The names come from many sources, but in the English language most come either from Anglo-Saxon origins or are adopted from Native American peoples. The most well-known moon might be the harvest moon, which is the full moon closest to the autumnal equinox. It isn’t specific to a month as it can fall in either September or October.
The common name for the September moon is the corn moon, referring to the time when corn is ready to harvest, while the October moon is the hunter’s moon as this was when people would hunt after the harvest to stock up on meats for the long winter.
Other notable full moons are the worm moon in March, when earthworms leave trails in the newly thawed ground, the strawberry moon in June when – you guessed it – the strawberries are ready to pick, and the snow moon (or hunger moon) in February when the winter has stretched on and all seems to be snow or hunger.
But the most important moon to discuss today is the wolf moon, as January’s full moon is known, which acknowledges the howling of the wolves due to the scarcity of food in the harsh winter.
Why is the wolf moon so important? Because that inspired my nickname for the new MB&F MoonMachine 2, which was launched at SIHH 2018 in January. The Wolf MoonMachine . . . er, the MoonMachine 2 is built on the HM8 platform and contains only the third moon phase complication in an MB&F timepiece since the founding of the brand.
Since two of those moon phase complications came about thanks to Stepan Sarpaneva, you could say that Sarpaneva is the master of moons for MB&F. And the MoonMachine 2 is an awesomely unique watch.
Max Büsser, Stepan Sarpaneva, and a glorious moon
The road to the MoonMachine 2 began back in 1999 when MB&F founder Maximilian Büsser and Stepan Sarpaneva first met, beginning a friendship that would lead to collaboration once Büsser launched his own brand after leaving Harry Winston.
By the time MB&F launched in 2005, Sarpaneva had been working for more than a decade for some of the most prestigious brands in independent watchmaking.
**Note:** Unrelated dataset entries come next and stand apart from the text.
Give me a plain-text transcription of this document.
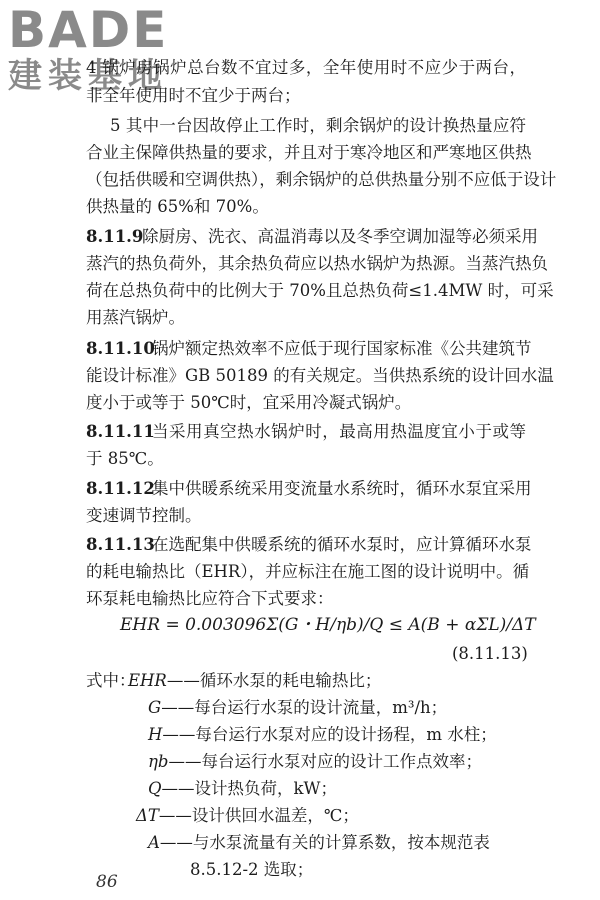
BADE
建装基地
4 锅炉房锅炉总台数不宜过多，全年使用时不应少于两台，
非全年使用时不宜少于两台；
5 其中一台因故停止工作时，剩余锅炉的设计换热量应符
合业主保障供热量的要求，并且对于寒冷地区和严寒地区供热
（包括供暖和空调供热），剩余锅炉的总供热量分别不应低于设计
供热量的 65%和 70%。
8.11.9
除厨房、洗衣、高温消毒以及冬季空调加湿等必须采用
蒸汽的热负荷外，其余热负荷应以热水锅炉为热源。当蒸汽热负
荷在总热负荷中的比例大于 70%且总热负荷≤1.4MW 时，可采
用蒸汽锅炉。
8.11.10
锅炉额定热效率不应低于现行国家标准《公共建筑节
能设计标准》GB 50189 的有关规定。当供热系统的设计回水温
度小于或等于 50℃时，宜采用冷凝式锅炉。
8.11.11
当采用真空热水锅炉时，最高用热温度宜小于或等
于 85℃。
8.11.12
集中供暖系统采用变流量水系统时，循环水泵宜采用
变速调节控制。
8.11.13
在选配集中供暖系统的循环水泵时，应计算循环水泵
的耗电输热比（EHR），并应标注在施工图的设计说明中。循
环泵耗电输热比应符合下式要求：
EHR = 0.003096Σ(G・H/ηb)/Q ≤ A(B + αΣL)/ΔT
(8.11.13)
式中：
EHR——循环水泵的耗电输热比；
G——每台运行水泵的设计流量，m³/h；
H——每台运行水泵对应的设计扬程，m 水柱；
ηb——每台运行水泵对应的设计工作点效率；
Q——设计热负荷，kW；
ΔT——设计供回水温差，℃；
A——与水泵流量有关的计算系数，按本规范表
8.5.12-2 选取；
86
He launched his own company two years prior.
His watches were inspired by his passion for motorcycles and a life spent in the world of design thanks to his parents. The moon became a mainstay in Sarpaneva’s watches, and by 2008 with the birth of the Korona K3 it had taken its now-familiar form: the slightly sour and melancholy manifestation of Sarpaneva’s own Finnish demeanor.
To Sarpaneva, it didn’t feel right to have a smiling moon since the Finnish people are a generally serious bunch, so the iconic face emerged to grace all manner of watches without so much as a smirk. It became so popular and well known that it must have made sense to Büsser that the wild, edgy MB&F watches feature the unique lunar visage as the HM3 MoonMachine in 2012 was the first collaboration for the pair.
The response was outstanding. It gave Sarpaneva a boost in popularity and helped MB&F cement its position as the darling of the independent circle (at least in my eyes).
The new MoonMachine 2 marks the triumphant return of the melancholy moon from Finland and in a manner so awesome it may just trump the first.
A new take on a familiar face
The MoonMachine 2 features the Sarpaneva moon phase in the case of the HM8 to create the first projected moon phase in a watch. The HM8 uses a prism to project the time forward from a set of disks underneath, also magnifying them for better legibility.
The case of the HM8 is a very bold homage to the Can-Am race cars active from the mid-1960s to the late 1980s featuring roll bars and a cockpit-like feel. The time is read on the front of the piece like a driving watch (big surprise) thanks to the prism that fills the leading edge.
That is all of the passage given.